The terracotta bust, placed on a peduccio in colored marble, represents a male character with hair held in a tail by a ribbon and is dressed in a collarless tailcoat closed with frogs with applied tassels and embroidery along the edges, an undershirt with analogues embroidery at the neck and a lace tie.
The sculptor signs himself on the back of the bust, indicating his full name, and proclaiming himself “contois” that is a native of Bourgogne Franche-Comté, a region located in the 25th Department of Doubs located in eastern France and also specifies the native country “Naisons” .
On the back, the author incorrectly writes both “contois” and “Naisons” instead of “comtois” and “Maisons”. Using this information, it is possible to trace the place indicated as Maisons-du-Bois-Lièvremont, a small village in Bourgogne Franche-Comté.
Considering the little importance of the small village where he was born in the eighteenth century, this writing should be interpreted as celebrating his origins, as he certainly had to work in a more prestigious center.
The historical-artistic information about Claude Munier is equally mysterious.
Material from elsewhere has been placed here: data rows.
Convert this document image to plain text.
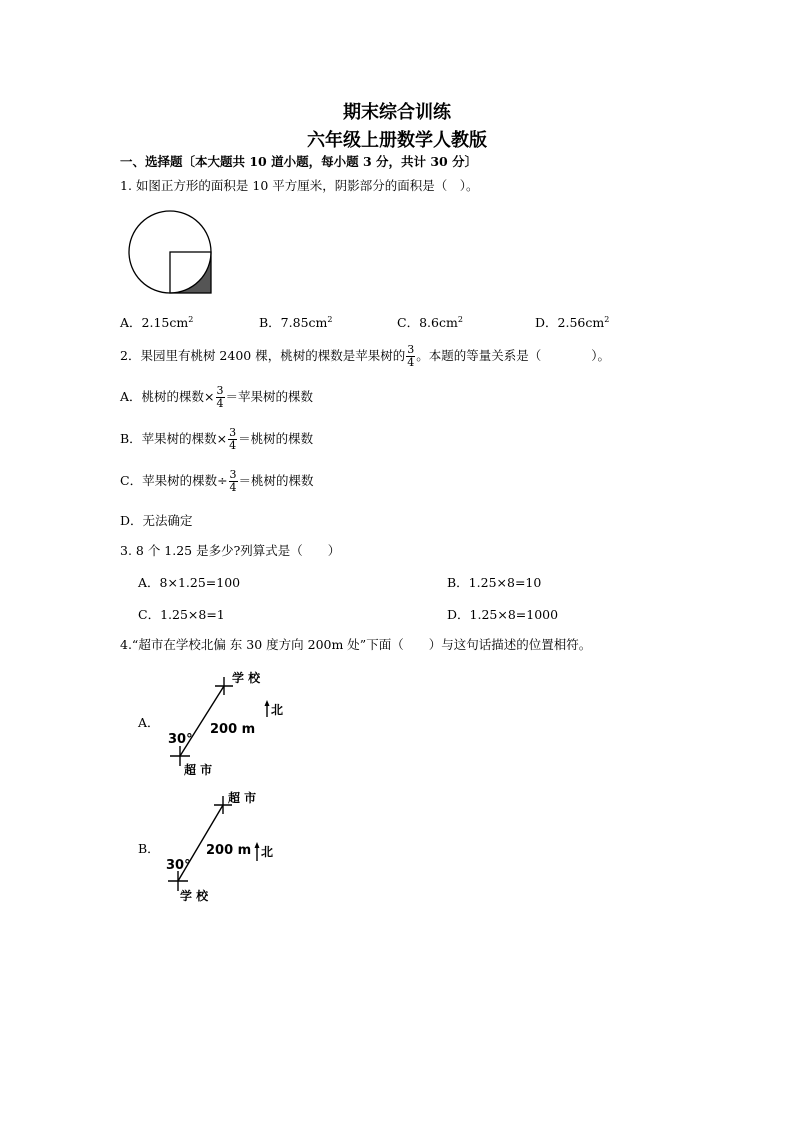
期末综合训练
六年级上册数学人教版
一、选择题〔本大题共 10 道小题，每小题 3 分，共计 30 分〕
1. 如图正方形的面积是 10 平方厘米，阴影部分的面积是（　）。
A．$2.15cm^2$	B．$7.85cm^2$	C．$8.6cm^2$	D．$2.56cm^2$
2．果园里有桃树 2400 棵，桃树的棵数是苹果树的 $\frac{3}{4}$ 。本题的等量关系是（　　　　）。
A．桃树的棵数× $\frac{3}{4}$ ＝苹果树的棵数
B．苹果树的棵数× $\frac{3}{4}$ ＝桃树的棵数
C．苹果树的棵数÷ $\frac{3}{4}$ ＝桃树的棵数
D．无法确定
3. 8 个 1.25 是多少?列算式是（　　）
A．8×1.25=100	B．1.25×8=10
C．1.25×8=1	D．1.25×8=1000
4.“超市在学校北偏 东 30 度方向 200m 处”下面（　　）与这句话描述的位置相符。
A．
学 校
超 市
30°
200 m
北
B．
超 市
学 校
30°
200 m 北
In an article published in “L’Intermédiaire des chercheurs et curieux” in 1908, Charles Oulmont (Mulhouse 1883 – Pontoise 1984), writer and famous French art collector of the eighteenth century whose works were donated by donation to various French museums such as the Musée des Beaux-Arts of Strasbourg, Mulhouse and Besançon, asks for news of this sculptor of whom he knows two terracotta busts: the first a “superb buste de Voltaire” signed on the back “Munier fecit”, and the second a portrait of a comedian, signed and dated on the base “Claude Munier 1780” 1.
Thanks to this information we are able to reconstruct a first corpus of this artist, although these two works are still unknown and therefore the terracotta portrait presented here is today the only known work by Munier.
Considering the important studies of the last decades on French sculpture of the eighteenth century, the lack of knowledge of this figure may be due both to his origin from a small village in the east of France, and to taking into consideration adverse events that may have compromised his life, leading him to premature death. In support of this possibility it can be noted that even the bust of a comedian, traced by Oulmont, bore the same date – 1780 – as ours, further demonstrating how his activity perhaps had to take place in a few years.